H.                     Par décision du 6 février 2019, l’ARAJ Broye-Vully, relevant d’abord que B.________ et A.________ ne s’étaient pas présentés à la séance fixée le 5 février 2019, a résilié les contrats de placement des enfants C.________ et D.________ à la Structure d’accueil Z.________ en raison des impayés de frais d’inscription, en précisant que cela signifiait que les enfants ne pourraient plus être accueillis dans cette structure d'accueil à compter du 1er mars 2019. La lettre comportait en outre une mise en demeure relative au paiement des arriérés, se montant à 684 fr. 05. La lettre ne comprenait pas d’indication des voies de droit.

I.                       Par décision du 21 février 2019, le Comité de direction de l’ASIEGE a informé B.________ et A.________ que leurs enfants D.________ et C.________ ne seraient plus acceptés pour une période de 5 ans dans la Structure d'accueil Z.________. Hormis l'énoncé des voies de droit, la décision avait la teneur suivante :

"En dépit de diverses interventions, que ce soit en provenance de notre conseil, de la direction du Z.________, du Préfet ou de l’ARAJ, force est de constater qu’il n'a pas été possible de trouver une solution pour débloquer la situation actuelle.

Aussi, nous sommes au regret de vous informer que nous ne pourrons plus accepter vos enfants, D.________ et C.________, pendant une période de 5 ans à la structure d’accueil du Z.________."

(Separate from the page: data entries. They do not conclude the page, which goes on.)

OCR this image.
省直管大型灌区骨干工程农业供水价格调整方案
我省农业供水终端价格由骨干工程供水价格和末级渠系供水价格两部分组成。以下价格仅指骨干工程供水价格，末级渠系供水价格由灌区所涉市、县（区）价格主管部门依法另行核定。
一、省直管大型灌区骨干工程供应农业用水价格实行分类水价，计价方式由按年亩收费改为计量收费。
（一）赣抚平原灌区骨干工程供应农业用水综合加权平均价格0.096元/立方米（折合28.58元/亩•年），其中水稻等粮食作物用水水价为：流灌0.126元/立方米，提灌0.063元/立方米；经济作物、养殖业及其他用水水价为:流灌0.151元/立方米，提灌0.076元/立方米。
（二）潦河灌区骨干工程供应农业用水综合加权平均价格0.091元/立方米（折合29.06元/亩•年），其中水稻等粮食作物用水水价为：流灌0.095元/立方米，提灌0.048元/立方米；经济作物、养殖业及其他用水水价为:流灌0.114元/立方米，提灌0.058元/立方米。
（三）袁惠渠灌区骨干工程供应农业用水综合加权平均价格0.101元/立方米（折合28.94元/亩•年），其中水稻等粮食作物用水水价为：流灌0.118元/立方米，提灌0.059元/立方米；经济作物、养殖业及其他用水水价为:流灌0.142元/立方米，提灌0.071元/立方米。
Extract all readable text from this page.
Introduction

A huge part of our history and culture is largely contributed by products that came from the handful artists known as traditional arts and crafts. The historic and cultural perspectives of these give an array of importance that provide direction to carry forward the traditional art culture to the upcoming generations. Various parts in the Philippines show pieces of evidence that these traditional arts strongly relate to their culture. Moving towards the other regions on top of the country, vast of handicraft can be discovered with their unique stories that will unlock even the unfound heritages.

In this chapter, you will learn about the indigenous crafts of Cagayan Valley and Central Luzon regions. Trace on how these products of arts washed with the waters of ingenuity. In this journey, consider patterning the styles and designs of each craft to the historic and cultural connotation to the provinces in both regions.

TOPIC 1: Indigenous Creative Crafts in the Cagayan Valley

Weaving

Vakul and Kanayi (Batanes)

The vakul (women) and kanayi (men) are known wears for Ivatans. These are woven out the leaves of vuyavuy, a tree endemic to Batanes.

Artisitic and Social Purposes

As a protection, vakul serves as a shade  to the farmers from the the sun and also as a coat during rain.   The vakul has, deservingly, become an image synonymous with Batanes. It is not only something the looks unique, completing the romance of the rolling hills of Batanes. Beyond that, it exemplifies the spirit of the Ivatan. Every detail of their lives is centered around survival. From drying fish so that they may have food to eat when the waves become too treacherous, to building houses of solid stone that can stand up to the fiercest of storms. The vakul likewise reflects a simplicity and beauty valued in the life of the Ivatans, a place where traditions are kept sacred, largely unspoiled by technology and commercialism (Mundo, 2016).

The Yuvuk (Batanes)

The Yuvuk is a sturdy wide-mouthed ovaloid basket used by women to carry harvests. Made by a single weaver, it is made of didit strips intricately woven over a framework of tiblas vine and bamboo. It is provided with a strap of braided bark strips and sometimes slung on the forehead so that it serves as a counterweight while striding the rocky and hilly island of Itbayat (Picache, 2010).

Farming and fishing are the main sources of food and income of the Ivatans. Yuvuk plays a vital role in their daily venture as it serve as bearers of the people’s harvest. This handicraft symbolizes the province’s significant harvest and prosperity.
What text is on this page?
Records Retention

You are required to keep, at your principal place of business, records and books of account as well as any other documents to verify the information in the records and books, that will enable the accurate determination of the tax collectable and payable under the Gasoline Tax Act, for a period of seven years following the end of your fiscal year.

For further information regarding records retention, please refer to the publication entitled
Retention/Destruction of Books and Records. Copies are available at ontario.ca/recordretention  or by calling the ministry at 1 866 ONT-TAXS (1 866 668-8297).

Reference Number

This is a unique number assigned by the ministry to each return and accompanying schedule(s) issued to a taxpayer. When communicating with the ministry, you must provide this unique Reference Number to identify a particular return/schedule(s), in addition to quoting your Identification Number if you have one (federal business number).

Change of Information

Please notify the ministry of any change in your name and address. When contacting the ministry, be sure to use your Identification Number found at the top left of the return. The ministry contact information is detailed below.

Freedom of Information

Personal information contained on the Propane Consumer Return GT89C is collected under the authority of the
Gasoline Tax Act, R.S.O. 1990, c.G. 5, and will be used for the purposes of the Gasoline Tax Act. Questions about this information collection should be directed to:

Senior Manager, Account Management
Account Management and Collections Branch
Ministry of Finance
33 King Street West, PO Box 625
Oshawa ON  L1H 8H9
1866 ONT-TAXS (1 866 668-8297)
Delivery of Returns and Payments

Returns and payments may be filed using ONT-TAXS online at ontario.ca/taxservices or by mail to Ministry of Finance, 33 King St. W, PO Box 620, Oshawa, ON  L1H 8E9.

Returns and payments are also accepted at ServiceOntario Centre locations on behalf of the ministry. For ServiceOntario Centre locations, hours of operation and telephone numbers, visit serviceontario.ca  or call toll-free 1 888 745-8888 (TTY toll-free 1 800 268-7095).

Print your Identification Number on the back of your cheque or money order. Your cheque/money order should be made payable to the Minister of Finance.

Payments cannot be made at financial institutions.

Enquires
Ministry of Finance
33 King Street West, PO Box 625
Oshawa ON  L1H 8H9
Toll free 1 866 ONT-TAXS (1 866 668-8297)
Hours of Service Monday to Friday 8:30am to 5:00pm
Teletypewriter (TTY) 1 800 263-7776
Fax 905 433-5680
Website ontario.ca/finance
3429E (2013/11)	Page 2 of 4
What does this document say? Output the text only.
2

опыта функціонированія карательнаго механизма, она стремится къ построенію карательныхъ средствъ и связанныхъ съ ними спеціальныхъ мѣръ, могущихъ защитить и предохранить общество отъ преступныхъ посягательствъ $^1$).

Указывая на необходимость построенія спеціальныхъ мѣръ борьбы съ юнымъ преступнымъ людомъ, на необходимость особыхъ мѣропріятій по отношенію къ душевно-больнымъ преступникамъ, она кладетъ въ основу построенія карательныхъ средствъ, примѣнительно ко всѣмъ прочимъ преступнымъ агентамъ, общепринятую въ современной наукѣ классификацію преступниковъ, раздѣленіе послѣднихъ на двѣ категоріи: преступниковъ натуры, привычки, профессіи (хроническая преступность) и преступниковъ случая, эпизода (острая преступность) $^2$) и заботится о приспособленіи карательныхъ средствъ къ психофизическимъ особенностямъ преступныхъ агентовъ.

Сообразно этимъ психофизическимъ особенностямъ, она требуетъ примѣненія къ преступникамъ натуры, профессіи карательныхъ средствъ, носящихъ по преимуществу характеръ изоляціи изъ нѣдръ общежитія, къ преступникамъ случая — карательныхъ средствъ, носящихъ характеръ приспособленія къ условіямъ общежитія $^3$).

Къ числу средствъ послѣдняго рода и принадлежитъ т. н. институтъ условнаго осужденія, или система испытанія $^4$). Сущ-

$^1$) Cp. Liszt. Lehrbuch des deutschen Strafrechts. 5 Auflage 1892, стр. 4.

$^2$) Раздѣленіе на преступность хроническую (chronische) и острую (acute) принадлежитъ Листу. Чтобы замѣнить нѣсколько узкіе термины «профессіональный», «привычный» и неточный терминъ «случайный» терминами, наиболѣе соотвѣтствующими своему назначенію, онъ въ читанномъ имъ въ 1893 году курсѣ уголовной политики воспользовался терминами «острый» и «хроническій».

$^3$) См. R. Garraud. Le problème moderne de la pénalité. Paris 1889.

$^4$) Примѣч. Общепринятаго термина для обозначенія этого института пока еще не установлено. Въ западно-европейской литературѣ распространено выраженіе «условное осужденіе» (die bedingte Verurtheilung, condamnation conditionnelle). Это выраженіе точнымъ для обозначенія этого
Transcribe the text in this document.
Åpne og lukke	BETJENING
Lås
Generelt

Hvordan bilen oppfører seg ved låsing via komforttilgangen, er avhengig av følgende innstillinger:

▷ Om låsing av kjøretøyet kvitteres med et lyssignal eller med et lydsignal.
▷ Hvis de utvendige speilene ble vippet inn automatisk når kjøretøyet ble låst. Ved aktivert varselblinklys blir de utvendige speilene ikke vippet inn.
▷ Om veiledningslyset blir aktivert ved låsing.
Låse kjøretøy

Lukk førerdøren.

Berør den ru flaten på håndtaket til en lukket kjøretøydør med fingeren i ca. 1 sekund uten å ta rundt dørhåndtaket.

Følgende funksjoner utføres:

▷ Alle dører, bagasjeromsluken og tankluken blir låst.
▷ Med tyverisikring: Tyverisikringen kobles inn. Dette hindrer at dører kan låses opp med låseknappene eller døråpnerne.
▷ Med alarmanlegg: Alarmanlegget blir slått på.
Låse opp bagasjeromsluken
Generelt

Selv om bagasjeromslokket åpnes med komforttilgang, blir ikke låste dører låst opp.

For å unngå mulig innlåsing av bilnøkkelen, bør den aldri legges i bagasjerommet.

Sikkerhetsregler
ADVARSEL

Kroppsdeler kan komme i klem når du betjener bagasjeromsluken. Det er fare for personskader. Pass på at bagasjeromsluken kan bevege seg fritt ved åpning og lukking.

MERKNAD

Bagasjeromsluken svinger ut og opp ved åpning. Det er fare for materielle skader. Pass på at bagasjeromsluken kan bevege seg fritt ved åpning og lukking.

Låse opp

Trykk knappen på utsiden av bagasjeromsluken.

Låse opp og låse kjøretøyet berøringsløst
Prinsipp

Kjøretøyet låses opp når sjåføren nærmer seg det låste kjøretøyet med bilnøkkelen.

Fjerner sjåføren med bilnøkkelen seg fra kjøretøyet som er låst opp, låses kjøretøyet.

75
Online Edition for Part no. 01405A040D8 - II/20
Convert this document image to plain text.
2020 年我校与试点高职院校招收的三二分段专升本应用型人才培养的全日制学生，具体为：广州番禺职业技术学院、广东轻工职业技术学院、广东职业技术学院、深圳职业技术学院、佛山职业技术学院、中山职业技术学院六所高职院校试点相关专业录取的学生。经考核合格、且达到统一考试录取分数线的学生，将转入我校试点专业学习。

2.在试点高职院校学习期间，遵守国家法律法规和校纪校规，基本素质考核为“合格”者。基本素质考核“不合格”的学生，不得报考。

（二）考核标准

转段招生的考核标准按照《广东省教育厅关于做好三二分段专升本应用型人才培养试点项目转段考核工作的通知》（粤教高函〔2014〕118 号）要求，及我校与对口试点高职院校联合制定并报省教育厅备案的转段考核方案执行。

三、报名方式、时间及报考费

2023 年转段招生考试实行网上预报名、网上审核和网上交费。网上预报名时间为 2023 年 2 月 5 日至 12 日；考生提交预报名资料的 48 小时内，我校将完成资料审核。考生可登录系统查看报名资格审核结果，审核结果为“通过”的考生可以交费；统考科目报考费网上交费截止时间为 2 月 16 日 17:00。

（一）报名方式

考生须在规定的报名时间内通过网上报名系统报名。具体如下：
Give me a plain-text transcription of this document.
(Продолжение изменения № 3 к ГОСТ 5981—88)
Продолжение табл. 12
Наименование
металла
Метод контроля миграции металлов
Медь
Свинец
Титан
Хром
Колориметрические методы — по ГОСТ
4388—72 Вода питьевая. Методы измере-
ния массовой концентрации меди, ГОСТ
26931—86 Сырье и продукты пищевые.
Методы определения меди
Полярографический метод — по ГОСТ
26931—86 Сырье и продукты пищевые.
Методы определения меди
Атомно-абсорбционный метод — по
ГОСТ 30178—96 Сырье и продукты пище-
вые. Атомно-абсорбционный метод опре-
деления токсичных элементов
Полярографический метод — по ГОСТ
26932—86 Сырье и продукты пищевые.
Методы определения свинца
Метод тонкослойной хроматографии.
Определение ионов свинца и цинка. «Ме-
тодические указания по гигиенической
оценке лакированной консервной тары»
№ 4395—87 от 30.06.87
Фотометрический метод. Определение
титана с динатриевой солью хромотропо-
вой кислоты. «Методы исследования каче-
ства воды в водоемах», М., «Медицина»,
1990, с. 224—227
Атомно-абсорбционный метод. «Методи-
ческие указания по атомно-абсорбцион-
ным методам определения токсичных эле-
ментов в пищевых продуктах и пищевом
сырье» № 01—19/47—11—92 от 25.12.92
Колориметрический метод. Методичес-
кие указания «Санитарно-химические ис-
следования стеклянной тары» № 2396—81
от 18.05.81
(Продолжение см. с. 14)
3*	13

J.                      B.________ et A.________, agissant par l’intermédiaire de leur conseil, ont formé recours devant la Cour de droit administratif et public du Tribunal cantonal (CDAP) contre cette dernière décision, par acte du 19 mars 2019. Ils contestent la compétence de l’ASIEGE pour la mesure prise à leur encontre, et font valoir une violation de leur droit d’être entendu, une violation des principes de légalité et de proportionnalité, ainsi qu’une violation de l’interdiction de l’arbitraire devant la loi. Ils forment les conclusions suivantes :

"Principalement

I.             Le recours est admis.

II.            La décision rendue le 21 février 2019 par l’Association Scolaire Intercommunale de l’Etablissement de Granges et Environs est nulle.

III.           La cause est renvoyée au Comité de l’Association du Réseau d’Accueil de Jour Broye-Vully pour immédiate nouvelle instruction puis prompte nouvelle décision sur le placement des enfants C.________ et D.________ au sein de la Structure d’accueil parascolaire Z.________ à ********.

Subsidiairement

I.             Le recours est admis.

II.            La décision rendue le 21 février 2019 par l’Association Scolaire Intercommunale de l’Etablissement de Granges et Environs est annulée.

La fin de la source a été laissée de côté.